Silk Pavilion II | The Museum of Modern Art (MoMA), NYC

Mediated Matter Group at MIT Media Lab

Position: Undergraduate Researcher (UROP)

June 2019 — February 2020



Textile makers, product designers, fashion designs, and architects would find alternative methods of producing silk useful. But even a shirt requires the silk of thousands of silkworms, three orders of magnitude larger than our sample groups in the research study. Presenting research in the form of art challenges the scientist to consider their work visually and at new scales. To scale-up from microscopic to macroscopic, unit to system, organism to community, scientists must investigate a new set of research questions and consider potential advocates and opponents of their work.


Animal rights activists have berated the silk industry for viewing the silkworm as a “tool” rather than a creature. To harvest silk from a cocoon, the larva is killed; this disrupts the lifecycle of the silkworm because it dies before it can reproduce. The harvested raw silk is processed into threads, which are used to weave fabric for textile applications, like clothing.


The scaffold upon which the pavilion was strung during its construction was rotated by a motor. Therefore, silkworms, whose instincts drive them to climb upwards (presumably away from predators) would spin an even coating of silk across the mesh.
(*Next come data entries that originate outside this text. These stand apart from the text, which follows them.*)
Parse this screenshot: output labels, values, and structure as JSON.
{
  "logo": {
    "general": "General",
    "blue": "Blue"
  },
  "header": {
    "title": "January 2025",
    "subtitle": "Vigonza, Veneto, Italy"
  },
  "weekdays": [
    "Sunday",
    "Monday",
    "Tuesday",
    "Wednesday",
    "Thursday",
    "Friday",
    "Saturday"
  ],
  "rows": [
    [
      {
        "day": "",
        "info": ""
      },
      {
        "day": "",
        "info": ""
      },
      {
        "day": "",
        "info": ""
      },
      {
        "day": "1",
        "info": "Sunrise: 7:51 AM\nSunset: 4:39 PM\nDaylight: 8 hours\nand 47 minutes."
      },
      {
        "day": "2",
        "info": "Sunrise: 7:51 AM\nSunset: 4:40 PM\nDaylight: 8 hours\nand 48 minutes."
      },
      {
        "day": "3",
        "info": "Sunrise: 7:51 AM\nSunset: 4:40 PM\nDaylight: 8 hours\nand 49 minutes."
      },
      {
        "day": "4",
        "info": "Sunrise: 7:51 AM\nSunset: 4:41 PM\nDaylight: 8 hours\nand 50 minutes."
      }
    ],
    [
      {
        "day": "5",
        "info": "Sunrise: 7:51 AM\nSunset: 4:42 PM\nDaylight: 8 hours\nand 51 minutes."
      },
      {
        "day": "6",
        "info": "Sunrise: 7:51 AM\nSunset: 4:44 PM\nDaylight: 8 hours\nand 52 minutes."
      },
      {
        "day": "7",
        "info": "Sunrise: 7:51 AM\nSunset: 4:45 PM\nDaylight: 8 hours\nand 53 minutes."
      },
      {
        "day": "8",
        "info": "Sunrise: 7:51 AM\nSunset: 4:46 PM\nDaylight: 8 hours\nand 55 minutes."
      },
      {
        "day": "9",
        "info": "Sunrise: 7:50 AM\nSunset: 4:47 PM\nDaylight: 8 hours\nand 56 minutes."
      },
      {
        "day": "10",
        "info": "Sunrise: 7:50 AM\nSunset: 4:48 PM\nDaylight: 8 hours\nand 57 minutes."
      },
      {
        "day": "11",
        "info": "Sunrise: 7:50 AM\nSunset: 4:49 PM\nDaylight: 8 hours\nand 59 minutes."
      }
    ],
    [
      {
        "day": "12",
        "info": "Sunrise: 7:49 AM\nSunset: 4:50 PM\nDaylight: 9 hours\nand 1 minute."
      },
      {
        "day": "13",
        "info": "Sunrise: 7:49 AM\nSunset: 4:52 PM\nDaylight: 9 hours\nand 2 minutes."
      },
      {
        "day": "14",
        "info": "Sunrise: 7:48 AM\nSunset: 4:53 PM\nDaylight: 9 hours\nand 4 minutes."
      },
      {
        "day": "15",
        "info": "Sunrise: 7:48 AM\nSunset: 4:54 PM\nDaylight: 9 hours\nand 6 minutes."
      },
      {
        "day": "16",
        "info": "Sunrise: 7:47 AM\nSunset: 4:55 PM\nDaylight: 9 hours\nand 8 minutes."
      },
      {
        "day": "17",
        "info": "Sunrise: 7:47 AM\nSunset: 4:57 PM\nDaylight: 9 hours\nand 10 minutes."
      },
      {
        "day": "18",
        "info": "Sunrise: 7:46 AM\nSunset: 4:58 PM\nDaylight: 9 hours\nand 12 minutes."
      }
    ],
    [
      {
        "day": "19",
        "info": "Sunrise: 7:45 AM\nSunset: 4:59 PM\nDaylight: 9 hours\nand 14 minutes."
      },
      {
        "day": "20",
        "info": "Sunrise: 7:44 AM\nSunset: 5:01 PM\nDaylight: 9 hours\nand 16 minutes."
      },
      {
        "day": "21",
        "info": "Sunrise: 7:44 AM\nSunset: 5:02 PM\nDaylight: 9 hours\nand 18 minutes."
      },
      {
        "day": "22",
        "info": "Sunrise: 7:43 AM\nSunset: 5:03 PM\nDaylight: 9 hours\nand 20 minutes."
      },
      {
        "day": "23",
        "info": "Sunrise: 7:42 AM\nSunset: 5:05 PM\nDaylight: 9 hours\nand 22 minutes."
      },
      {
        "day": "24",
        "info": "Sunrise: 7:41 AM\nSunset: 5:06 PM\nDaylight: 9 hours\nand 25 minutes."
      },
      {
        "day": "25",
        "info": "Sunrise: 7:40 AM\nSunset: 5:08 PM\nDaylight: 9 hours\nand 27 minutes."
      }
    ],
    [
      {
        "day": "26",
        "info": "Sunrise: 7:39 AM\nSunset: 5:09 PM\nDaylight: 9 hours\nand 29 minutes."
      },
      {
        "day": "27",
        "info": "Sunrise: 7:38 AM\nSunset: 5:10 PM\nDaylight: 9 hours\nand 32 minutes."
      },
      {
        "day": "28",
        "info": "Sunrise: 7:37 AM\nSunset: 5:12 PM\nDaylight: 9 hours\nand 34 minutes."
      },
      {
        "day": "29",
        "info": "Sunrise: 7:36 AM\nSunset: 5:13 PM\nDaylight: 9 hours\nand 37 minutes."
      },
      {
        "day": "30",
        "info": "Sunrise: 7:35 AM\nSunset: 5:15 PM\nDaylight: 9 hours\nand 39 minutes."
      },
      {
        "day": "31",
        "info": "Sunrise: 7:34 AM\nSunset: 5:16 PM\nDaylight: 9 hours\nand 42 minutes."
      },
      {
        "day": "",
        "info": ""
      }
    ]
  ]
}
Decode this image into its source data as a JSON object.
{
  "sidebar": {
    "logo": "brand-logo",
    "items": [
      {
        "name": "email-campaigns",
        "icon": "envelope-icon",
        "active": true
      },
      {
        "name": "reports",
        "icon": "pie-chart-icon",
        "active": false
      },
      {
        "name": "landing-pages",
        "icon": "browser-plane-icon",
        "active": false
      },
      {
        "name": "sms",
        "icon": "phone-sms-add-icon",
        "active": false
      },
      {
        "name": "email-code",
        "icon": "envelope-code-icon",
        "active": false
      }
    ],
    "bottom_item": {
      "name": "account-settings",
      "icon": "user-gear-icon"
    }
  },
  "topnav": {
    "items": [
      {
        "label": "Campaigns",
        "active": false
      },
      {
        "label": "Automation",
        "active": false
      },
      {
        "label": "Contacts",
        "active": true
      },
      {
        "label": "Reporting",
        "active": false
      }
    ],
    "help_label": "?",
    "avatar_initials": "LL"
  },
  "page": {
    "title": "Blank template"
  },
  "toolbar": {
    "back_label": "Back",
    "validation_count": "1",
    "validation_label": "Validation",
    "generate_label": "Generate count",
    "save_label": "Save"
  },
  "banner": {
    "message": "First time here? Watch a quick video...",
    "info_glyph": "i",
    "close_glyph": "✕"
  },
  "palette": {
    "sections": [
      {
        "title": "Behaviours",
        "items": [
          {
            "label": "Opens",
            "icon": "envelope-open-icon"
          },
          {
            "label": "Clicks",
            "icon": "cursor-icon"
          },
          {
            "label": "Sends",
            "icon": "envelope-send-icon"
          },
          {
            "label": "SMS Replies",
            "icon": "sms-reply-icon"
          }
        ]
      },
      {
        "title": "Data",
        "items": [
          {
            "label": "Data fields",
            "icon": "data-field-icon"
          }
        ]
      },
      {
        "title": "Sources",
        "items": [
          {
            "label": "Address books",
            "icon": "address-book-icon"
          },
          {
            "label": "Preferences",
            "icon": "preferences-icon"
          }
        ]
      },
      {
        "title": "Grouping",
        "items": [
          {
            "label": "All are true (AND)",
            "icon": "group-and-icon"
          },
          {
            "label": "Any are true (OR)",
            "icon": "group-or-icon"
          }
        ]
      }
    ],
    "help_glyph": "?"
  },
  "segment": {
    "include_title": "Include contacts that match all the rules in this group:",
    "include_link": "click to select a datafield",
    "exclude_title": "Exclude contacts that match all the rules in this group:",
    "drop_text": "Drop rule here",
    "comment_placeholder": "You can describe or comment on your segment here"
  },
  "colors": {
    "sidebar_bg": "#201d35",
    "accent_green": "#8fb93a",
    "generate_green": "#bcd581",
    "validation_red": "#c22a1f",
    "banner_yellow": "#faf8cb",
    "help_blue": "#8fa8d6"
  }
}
Holes in the mesh were intentionally placed for silkworms to traverse the external and internal surfaces of the pavilion. Photos by Sara L. Wilson.


To design a work of art that would be of interest to a community larger than that of insect researchers, we ventured into an unexplored research space. We combined the known design criteria from our research and the knowledge of silk producers (from whom we learned the approximate number of silkworms needed to cover a specific surface area with a specific thickness of silk). We also considered the concerns of silk experts from every field: sericulture, fashion, design, and animal rights. The resulting piece was a six meter tall, five meter wide, rotating canopy upon which silkworms could spin flat sheets of silk. The construction of the canopy directly addressed the largest challenge of silk production: ethical and scalable manufacturing. Over the course of the two weeks, 17,532 silkworms were placed upon the pavilion (approximately 1000 a day) during their spinning cycle. A large, hammock-like cloth was hung under the entire structure to protect and collect larva that would fall off the structure when their spinning cycle ended. The underlying textile of the canopy was woven of a polymer mesh that could be removed post-spinning by dissolving with water.

Silk Pavilion II in the MoMA. Photo by Denis Doorly.

Here, the silkworms are not tools. They are collaborators, engineers, and designers.